Metaxas described such a complacent worldview as the belief that "things have pretty much always been the same, and things get better and worse; the pendulum swings back and forth, but we'll be fine."
"That is precisely what the German Church believed, which caused them to sit on their hands just long enough for evil to totally take over that nation," he said. "That's where we are today."
Speaking to CP in January about the documentary adaptation of his book Letter to the American Church, Metaxas noted how Germany was once "an amazingly civilized, wonderful society, tremendously Christian in many ways" until the Nazis gained power and destroyed it. The message of his new book reiterates the warning he believes Germany offers.
"The hour is extremely late," he said. "In 1933, when the Nazis took over, they moved with lightning speed. Bonhoeffer knew that by 1935, it was effectively over, because the Church did not stand up strongly enough against the evil of the Nazis in '33 and '34. They were effectively crushed."
Metaxas devotes an entire chapter in Religionless Christianity to the story of Martin Niemöller, a prominent German theologian and Lutheran pastor who was involved with the Confessing Church that resisted the Nazi regime.
Niemöller at first believed Hitler's government could coexist with the German Church, Metaxas explained.
During a personal encounter with the dictator, Niemöller ultimately realized that Hitler had no intention of cooperating with Christians who resisted his murderous agenda, and he narrowly avoided execution after being imprisoned in multiple concentration camps.
"He woke up five minutes too late," Metaxas said of Niemöller. "By the time he woke up, there was very little that could be done."
'The devil's term'
Metaxas advised Christians to leave churches that are cowering from the raging cultural and political battles, and also advised them not to be cowed into silence by those who would accuse them of "Christian nationalism" for caring about politics.
Metaxas believes that the increasingly broadening term is a demonic attempt to silence Christians who endeavor to fulfill the political duties he believes they should embrace, especially at a time when the U.S. faces ruinous levels of corruption, and the Left is pushing an atheistic, Marxist worldview with the force of federal and state and local governments.

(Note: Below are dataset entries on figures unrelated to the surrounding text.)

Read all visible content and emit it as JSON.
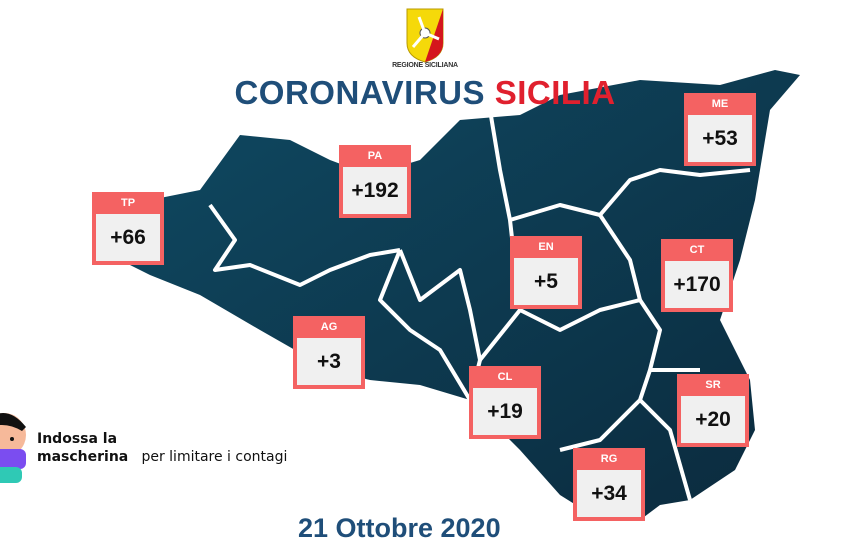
{
  "header": {
    "logo_text": "REGIONE SICILIANA",
    "title_part1": "CORONAVIRUS",
    "title_part2": "SICILIA"
  },
  "colors": {
    "title_blue": "#1f4e79",
    "title_red": "#e0202e",
    "box": "#f46262",
    "map": "#0d3550"
  },
  "provinces": [
    {
      "code": "TP",
      "value": "+66"
    },
    {
      "code": "PA",
      "value": "+192"
    },
    {
      "code": "ME",
      "value": "+53"
    },
    {
      "code": "EN",
      "value": "+5"
    },
    {
      "code": "CT",
      "value": "+170"
    },
    {
      "code": "AG",
      "value": "+3"
    },
    {
      "code": "CL",
      "value": "+19"
    },
    {
      "code": "SR",
      "value": "+20"
    },
    {
      "code": "RG",
      "value": "+34"
    }
  ],
  "note": {
    "bold": "Indossa la mascherina",
    "rest": "per limitare i contagi"
  },
  "date": "21 Ottobre 2020"
}
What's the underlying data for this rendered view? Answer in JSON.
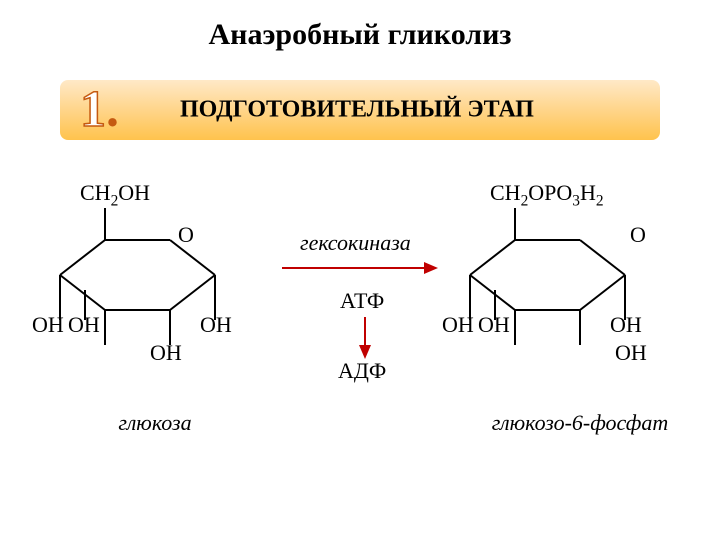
{
  "title": {
    "text": "Анаэробный гликолиз",
    "fontsize": 30,
    "color": "#000000"
  },
  "stage": {
    "number": "1",
    "dot": ".",
    "number_fontsize": 52,
    "number_fill": "#ffffff",
    "number_stroke": "#c55a11",
    "text": "ПОДГОТОВИТЕЛЬНЫЙ ЭТАП",
    "text_fontsize": 24,
    "text_color": "#000000",
    "grad_top": "#ffe9c7",
    "grad_mid": "#ffd58a",
    "grad_bot": "#ffc34d"
  },
  "chem": {
    "line_color": "#000000",
    "line_width": 2,
    "label_fontsize": 22,
    "name_fontsize": 22,
    "arrow_color_h": "#c00000",
    "arrow_color_v": "#c00000",
    "left": {
      "top": "CH₂OH",
      "ring_O": "O",
      "oh1": "ОН",
      "oh2": "ОН",
      "oh3": "ОН",
      "oh4": "ОН",
      "name": "глюкоза"
    },
    "right": {
      "top": "CH₂OPO₃H₂",
      "ring_O": "O",
      "oh1": "ОН",
      "oh2": "ОН",
      "oh3": "ОН",
      "oh4": "ОН",
      "name": "глюкозо-6-фосфат"
    },
    "enzyme": "гексокиназа",
    "atp": "АТФ",
    "adp": "АДФ"
  },
  "layout": {
    "bg": "#ffffff"
  }
}
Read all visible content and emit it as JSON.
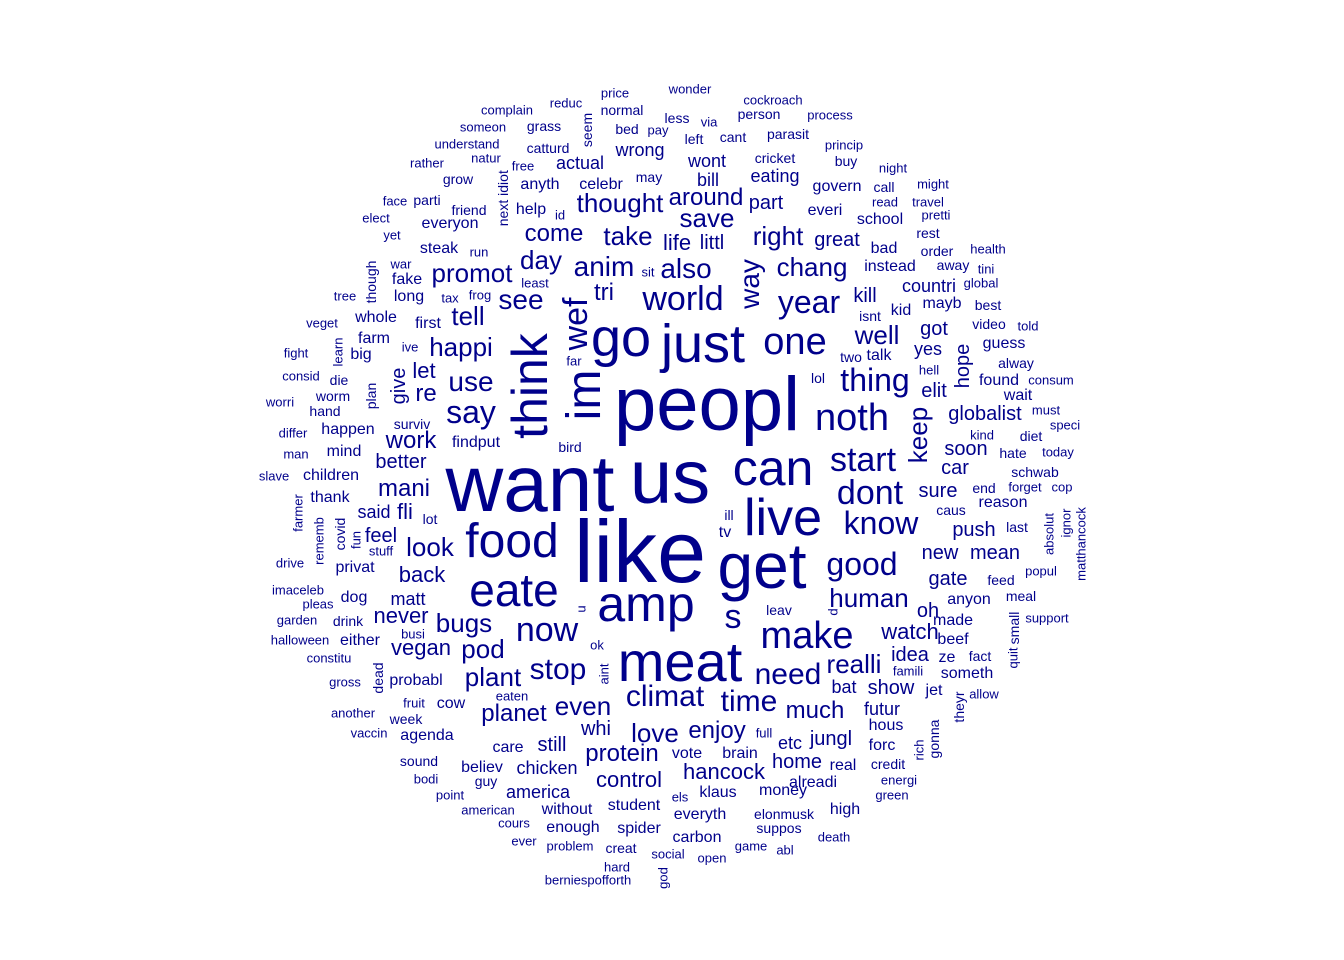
{
  "color": "#00008B",
  "words": [
    {
      "t": "peopl",
      "w": 10
    },
    {
      "t": "want",
      "w": 10
    },
    {
      "t": "us",
      "w": 10
    },
    {
      "t": "like",
      "w": 10
    },
    {
      "t": "get",
      "w": 9
    },
    {
      "t": "meat",
      "w": 9
    },
    {
      "t": "can",
      "w": 8
    },
    {
      "t": "live",
      "w": 8
    },
    {
      "t": "just",
      "w": 8
    },
    {
      "t": "go",
      "w": 8
    },
    {
      "t": "amp",
      "w": 8
    },
    {
      "t": "eate",
      "w": 8
    },
    {
      "t": "food",
      "w": 8
    },
    {
      "t": "think",
      "w": 8
    },
    {
      "t": "im",
      "w": 8
    },
    {
      "t": "make",
      "w": 7
    },
    {
      "t": "one",
      "w": 7
    },
    {
      "t": "noth",
      "w": 7
    },
    {
      "t": "world",
      "w": 6
    },
    {
      "t": "wef",
      "w": 6
    },
    {
      "t": "now",
      "w": 6
    },
    {
      "t": "start",
      "w": 6
    },
    {
      "t": "dont",
      "w": 6
    },
    {
      "t": "know",
      "w": 6
    },
    {
      "t": "good",
      "w": 6
    },
    {
      "t": "year",
      "w": 6
    },
    {
      "t": "thing",
      "w": 6
    },
    {
      "t": "say",
      "w": 6
    },
    {
      "t": "stop",
      "w": 6
    },
    {
      "t": "climat",
      "w": 6
    },
    {
      "t": "s",
      "w": 6
    },
    {
      "t": "need",
      "w": 5
    },
    {
      "t": "time",
      "w": 5
    },
    {
      "t": "human",
      "w": 5
    },
    {
      "t": "chang",
      "w": 5
    },
    {
      "t": "right",
      "w": 5
    },
    {
      "t": "anim",
      "w": 5
    },
    {
      "t": "also",
      "w": 5
    },
    {
      "t": "see",
      "w": 5
    },
    {
      "t": "use",
      "w": 5
    },
    {
      "t": "well",
      "w": 5
    },
    {
      "t": "way",
      "w": 5
    },
    {
      "t": "save",
      "w": 5
    },
    {
      "t": "take",
      "w": 5
    },
    {
      "t": "even",
      "w": 5
    },
    {
      "t": "love",
      "w": 5
    },
    {
      "t": "realli",
      "w": 5
    },
    {
      "t": "keep",
      "w": 5
    },
    {
      "t": "bugs",
      "w": 5
    },
    {
      "t": "pod",
      "w": 5
    },
    {
      "t": "plant",
      "w": 5
    },
    {
      "t": "look",
      "w": 5
    },
    {
      "t": "happi",
      "w": 5
    },
    {
      "t": "tell",
      "w": 5
    },
    {
      "t": "promot",
      "w": 5
    },
    {
      "t": "day",
      "w": 5
    },
    {
      "t": "come",
      "w": 5
    },
    {
      "t": "thought",
      "w": 5
    },
    {
      "t": "around",
      "w": 5
    },
    {
      "t": "planet",
      "w": 5
    },
    {
      "t": "much",
      "w": 5
    },
    {
      "t": "enjoy",
      "w": 5
    },
    {
      "t": "protein",
      "w": 5
    },
    {
      "t": "mani",
      "w": 5
    },
    {
      "t": "work",
      "w": 5
    },
    {
      "t": "re",
      "w": 5
    },
    {
      "t": "let",
      "w": 5
    },
    {
      "t": "tri",
      "w": 5
    },
    {
      "t": "watch",
      "w": 4
    },
    {
      "t": "hancock",
      "w": 4
    },
    {
      "t": "control",
      "w": 4
    },
    {
      "t": "vegan",
      "w": 4
    },
    {
      "t": "never",
      "w": 4
    },
    {
      "t": "back",
      "w": 4
    },
    {
      "t": "feel",
      "w": 4
    },
    {
      "t": "fli",
      "w": 4
    },
    {
      "t": "better",
      "w": 4
    },
    {
      "t": "give",
      "w": 4
    },
    {
      "t": "life",
      "w": 4
    },
    {
      "t": "littl",
      "w": 4
    },
    {
      "t": "part",
      "w": 4
    },
    {
      "t": "great",
      "w": 4
    },
    {
      "t": "kill",
      "w": 4
    },
    {
      "t": "countri",
      "w": 4
    },
    {
      "t": "got",
      "w": 4
    },
    {
      "t": "yes",
      "w": 4
    },
    {
      "t": "hope",
      "w": 4
    },
    {
      "t": "elit",
      "w": 4
    },
    {
      "t": "globalist",
      "w": 4
    },
    {
      "t": "soon",
      "w": 4
    },
    {
      "t": "car",
      "w": 4
    },
    {
      "t": "sure",
      "w": 4
    },
    {
      "t": "push",
      "w": 4
    },
    {
      "t": "new",
      "w": 4
    },
    {
      "t": "mean",
      "w": 4
    },
    {
      "t": "gate",
      "w": 4
    },
    {
      "t": "oh",
      "w": 4
    },
    {
      "t": "idea",
      "w": 4
    },
    {
      "t": "show",
      "w": 4
    },
    {
      "t": "bat",
      "w": 4
    },
    {
      "t": "futur",
      "w": 4
    },
    {
      "t": "jungl",
      "w": 4
    },
    {
      "t": "etc",
      "w": 4
    },
    {
      "t": "home",
      "w": 4
    },
    {
      "t": "still",
      "w": 4
    },
    {
      "t": "whi",
      "w": 4
    },
    {
      "t": "america",
      "w": 4
    },
    {
      "t": "chicken",
      "w": 4
    },
    {
      "t": "matt",
      "w": 4
    },
    {
      "t": "said",
      "w": 4
    },
    {
      "t": "talk",
      "w": 4
    },
    {
      "t": "everi",
      "w": 4
    },
    {
      "t": "bill",
      "w": 4
    },
    {
      "t": "wont",
      "w": 4
    },
    {
      "t": "eating",
      "w": 4
    },
    {
      "t": "actual",
      "w": 4
    },
    {
      "t": "anyth",
      "w": 4
    },
    {
      "t": "wrong",
      "w": 4
    },
    {
      "t": "made",
      "w": 4
    },
    {
      "t": "beef",
      "w": 4
    },
    {
      "t": "money",
      "w": 4
    },
    {
      "t": "klaus",
      "w": 4
    },
    {
      "t": "vote",
      "w": 4
    },
    {
      "t": "tv",
      "w": 4
    },
    {
      "t": "instead",
      "w": 3
    },
    {
      "t": "school",
      "w": 3
    },
    {
      "t": "bad",
      "w": 3
    },
    {
      "t": "govern",
      "w": 3
    },
    {
      "t": "kid",
      "w": 3
    },
    {
      "t": "mayb",
      "w": 3
    },
    {
      "t": "first",
      "w": 3
    },
    {
      "t": "farm",
      "w": 3
    },
    {
      "t": "whole",
      "w": 3
    },
    {
      "t": "long",
      "w": 3
    },
    {
      "t": "fake",
      "w": 3
    },
    {
      "t": "steak",
      "w": 3
    },
    {
      "t": "everyon",
      "w": 3
    },
    {
      "t": "help",
      "w": 3
    },
    {
      "t": "celebr",
      "w": 3
    },
    {
      "t": "lol",
      "w": 3
    },
    {
      "t": "two",
      "w": 3
    },
    {
      "t": "guess",
      "w": 3
    },
    {
      "t": "found",
      "w": 3
    },
    {
      "t": "wait",
      "w": 3
    },
    {
      "t": "diet",
      "w": 3
    },
    {
      "t": "hate",
      "w": 3
    },
    {
      "t": "schwab",
      "w": 3
    },
    {
      "t": "end",
      "w": 3
    },
    {
      "t": "reason",
      "w": 3
    },
    {
      "t": "caus",
      "w": 3
    },
    {
      "t": "last",
      "w": 3
    },
    {
      "t": "anyon",
      "w": 3
    },
    {
      "t": "feed",
      "w": 3
    },
    {
      "t": "meal",
      "w": 3
    },
    {
      "t": "ze",
      "w": 3
    },
    {
      "t": "someth",
      "w": 3
    },
    {
      "t": "fact",
      "w": 3
    },
    {
      "t": "jet",
      "w": 3
    },
    {
      "t": "hous",
      "w": 3
    },
    {
      "t": "forc",
      "w": 3
    },
    {
      "t": "credit",
      "w": 3
    },
    {
      "t": "real",
      "w": 3
    },
    {
      "t": "alreadi",
      "w": 3
    },
    {
      "t": "high",
      "w": 3
    },
    {
      "t": "suppos",
      "w": 3
    },
    {
      "t": "elonmusk",
      "w": 3
    },
    {
      "t": "everyth",
      "w": 3
    },
    {
      "t": "carbon",
      "w": 3
    },
    {
      "t": "spider",
      "w": 3
    },
    {
      "t": "student",
      "w": 3
    },
    {
      "t": "enough",
      "w": 3
    },
    {
      "t": "without",
      "w": 3
    },
    {
      "t": "creat",
      "w": 3
    },
    {
      "t": "care",
      "w": 3
    },
    {
      "t": "believ",
      "w": 3
    },
    {
      "t": "guy",
      "w": 3
    },
    {
      "t": "brain",
      "w": 3
    },
    {
      "t": "cow",
      "w": 3
    },
    {
      "t": "agenda",
      "w": 3
    },
    {
      "t": "week",
      "w": 3
    },
    {
      "t": "probabl",
      "w": 3
    },
    {
      "t": "sound",
      "w": 3
    },
    {
      "t": "drink",
      "w": 3
    },
    {
      "t": "dog",
      "w": 3
    },
    {
      "t": "either",
      "w": 3
    },
    {
      "t": "privat",
      "w": 3
    },
    {
      "t": "covid",
      "w": 3
    },
    {
      "t": "children",
      "w": 3
    },
    {
      "t": "thank",
      "w": 3
    },
    {
      "t": "happen",
      "w": 3
    },
    {
      "t": "mind",
      "w": 3
    },
    {
      "t": "surviv",
      "w": 3
    },
    {
      "t": "findput",
      "w": 3
    },
    {
      "t": "lot",
      "w": 3
    },
    {
      "t": "big",
      "w": 3
    },
    {
      "t": "die",
      "w": 3
    },
    {
      "t": "worm",
      "w": 3
    },
    {
      "t": "hand",
      "w": 3
    },
    {
      "t": "plan",
      "w": 3
    },
    {
      "t": "gonna",
      "w": 3
    },
    {
      "t": "theyr",
      "w": 3
    },
    {
      "t": "small",
      "w": 3
    },
    {
      "t": "seem",
      "w": 3
    },
    {
      "t": "idiot",
      "w": 3
    },
    {
      "t": "next",
      "w": 3
    },
    {
      "t": "though",
      "w": 3
    },
    {
      "t": "ill",
      "w": 3
    },
    {
      "t": "leav",
      "w": 3
    },
    {
      "t": "person",
      "w": 3
    },
    {
      "t": "parasit",
      "w": 3
    },
    {
      "t": "cricket",
      "w": 3
    },
    {
      "t": "cant",
      "w": 3
    },
    {
      "t": "left",
      "w": 3
    },
    {
      "t": "less",
      "w": 3
    },
    {
      "t": "catturd",
      "w": 3
    },
    {
      "t": "grass",
      "w": 3
    },
    {
      "t": "bed",
      "w": 3
    },
    {
      "t": "normal",
      "w": 3
    },
    {
      "t": "may",
      "w": 3
    },
    {
      "t": "grow",
      "w": 3
    },
    {
      "t": "friend",
      "w": 3
    },
    {
      "t": "parti",
      "w": 3
    },
    {
      "t": "rest",
      "w": 3
    },
    {
      "t": "order",
      "w": 3
    },
    {
      "t": "away",
      "w": 3
    },
    {
      "t": "call",
      "w": 3
    },
    {
      "t": "buy",
      "w": 3
    },
    {
      "t": "isnt",
      "w": 3
    },
    {
      "t": "video",
      "w": 3
    },
    {
      "t": "best",
      "w": 3
    },
    {
      "t": "alway",
      "w": 3
    },
    {
      "t": "bird",
      "w": 3
    },
    {
      "t": "busi",
      "w": 3
    },
    {
      "t": "gross",
      "w": 3
    },
    {
      "t": "dead",
      "w": 3
    },
    {
      "t": "wonder",
      "w": 2
    },
    {
      "t": "price",
      "w": 2
    },
    {
      "t": "cockroach",
      "w": 2
    },
    {
      "t": "complain",
      "w": 2
    },
    {
      "t": "reduc",
      "w": 2
    },
    {
      "t": "via",
      "w": 2
    },
    {
      "t": "process",
      "w": 2
    },
    {
      "t": "someon",
      "w": 2
    },
    {
      "t": "pay",
      "w": 2
    },
    {
      "t": "understand",
      "w": 2
    },
    {
      "t": "princip",
      "w": 2
    },
    {
      "t": "rather",
      "w": 2
    },
    {
      "t": "natur",
      "w": 2
    },
    {
      "t": "free",
      "w": 2
    },
    {
      "t": "night",
      "w": 2
    },
    {
      "t": "might",
      "w": 2
    },
    {
      "t": "face",
      "w": 2
    },
    {
      "t": "read",
      "w": 2
    },
    {
      "t": "travel",
      "w": 2
    },
    {
      "t": "elect",
      "w": 2
    },
    {
      "t": "id",
      "w": 2
    },
    {
      "t": "pretti",
      "w": 2
    },
    {
      "t": "yet",
      "w": 2
    },
    {
      "t": "run",
      "w": 2
    },
    {
      "t": "health",
      "w": 2
    },
    {
      "t": "war",
      "w": 2
    },
    {
      "t": "sit",
      "w": 2
    },
    {
      "t": "tini",
      "w": 2
    },
    {
      "t": "least",
      "w": 2
    },
    {
      "t": "global",
      "w": 2
    },
    {
      "t": "tree",
      "w": 2
    },
    {
      "t": "tax",
      "w": 2
    },
    {
      "t": "frog",
      "w": 2
    },
    {
      "t": "veget",
      "w": 2
    },
    {
      "t": "told",
      "w": 2
    },
    {
      "t": "fight",
      "w": 2
    },
    {
      "t": "learn",
      "w": 2
    },
    {
      "t": "ive",
      "w": 2
    },
    {
      "t": "far",
      "w": 2
    },
    {
      "t": "consid",
      "w": 2
    },
    {
      "t": "hell",
      "w": 2
    },
    {
      "t": "consum",
      "w": 2
    },
    {
      "t": "worri",
      "w": 2
    },
    {
      "t": "must",
      "w": 2
    },
    {
      "t": "speci",
      "w": 2
    },
    {
      "t": "differ",
      "w": 2
    },
    {
      "t": "kind",
      "w": 2
    },
    {
      "t": "today",
      "w": 2
    },
    {
      "t": "man",
      "w": 2
    },
    {
      "t": "slave",
      "w": 2
    },
    {
      "t": "forget",
      "w": 2
    },
    {
      "t": "cop",
      "w": 2
    },
    {
      "t": "farmer",
      "w": 2
    },
    {
      "t": "rememb",
      "w": 2
    },
    {
      "t": "fun",
      "w": 2
    },
    {
      "t": "stuff",
      "w": 2
    },
    {
      "t": "absolut",
      "w": 2
    },
    {
      "t": "ignor",
      "w": 2
    },
    {
      "t": "matthancock",
      "w": 2
    },
    {
      "t": "drive",
      "w": 2
    },
    {
      "t": "popul",
      "w": 2
    },
    {
      "t": "imaceleb",
      "w": 2
    },
    {
      "t": "pleas",
      "w": 2
    },
    {
      "t": "u",
      "w": 2
    },
    {
      "t": "garden",
      "w": 2
    },
    {
      "t": "d",
      "w": 2
    },
    {
      "t": "support",
      "w": 2
    },
    {
      "t": "halloween",
      "w": 2
    },
    {
      "t": "ok",
      "w": 2
    },
    {
      "t": "quit",
      "w": 2
    },
    {
      "t": "constitu",
      "w": 2
    },
    {
      "t": "aint",
      "w": 2
    },
    {
      "t": "eaten",
      "w": 2
    },
    {
      "t": "famili",
      "w": 2
    },
    {
      "t": "allow",
      "w": 2
    },
    {
      "t": "fruit",
      "w": 2
    },
    {
      "t": "another",
      "w": 2
    },
    {
      "t": "full",
      "w": 2
    },
    {
      "t": "vaccin",
      "w": 2
    },
    {
      "t": "rich",
      "w": 2
    },
    {
      "t": "bodi",
      "w": 2
    },
    {
      "t": "energi",
      "w": 2
    },
    {
      "t": "point",
      "w": 2
    },
    {
      "t": "els",
      "w": 2
    },
    {
      "t": "green",
      "w": 2
    },
    {
      "t": "american",
      "w": 2
    },
    {
      "t": "cours",
      "w": 2
    },
    {
      "t": "death",
      "w": 2
    },
    {
      "t": "ever",
      "w": 2
    },
    {
      "t": "problem",
      "w": 2
    },
    {
      "t": "game",
      "w": 2
    },
    {
      "t": "abl",
      "w": 2
    },
    {
      "t": "social",
      "w": 2
    },
    {
      "t": "open",
      "w": 2
    },
    {
      "t": "hard",
      "w": 2
    },
    {
      "t": "god",
      "w": 2
    },
    {
      "t": "berniespofforth",
      "w": 2
    }
  ]
}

"Christian nationalism is nothing but the devil's term for actual Christians living out their faith," he said. "And so, it's an attempt to demonize Christians living out their faith. That's all it is."
"That's how little courage we have," he continued. "We've been so spoiled in America that we haven't had to fight."
He advocated "laughing in the face" of those who would attempt to slap the Christian nationalist label on anyone who advocates for God's purposes in the public square.
"We need to understand that these are demonic forces that are trying to silence the voice of God's people," he said. "It's nothing less than that. And so anytime anybody refers to the boogeyman of Christian nationalism, just laugh at them and ignore them, because all they're trying to do is create a term to silence God's people."
Metaxas, who also wrote a biography of British abolitionist William Wilberforce in 2007, said those who led the charge against slavery in the Western world faced similar pushback.
"The forces of Hell came against him," he said of Wilberforce, adding that even though what he advocated for is now universally accepted, the issue led to political upheaval in the British Empire and a bloody Civil War in the U.S.
"Sometimes Christians are called to fight," Metaxas said. "Not in a military way today, but the fighting spirit, to say that we're advocating God's purposes in history. This is a sacred thing, and it is a great privilege that we get to do this, and we're not going to let somebody calling us names silence us."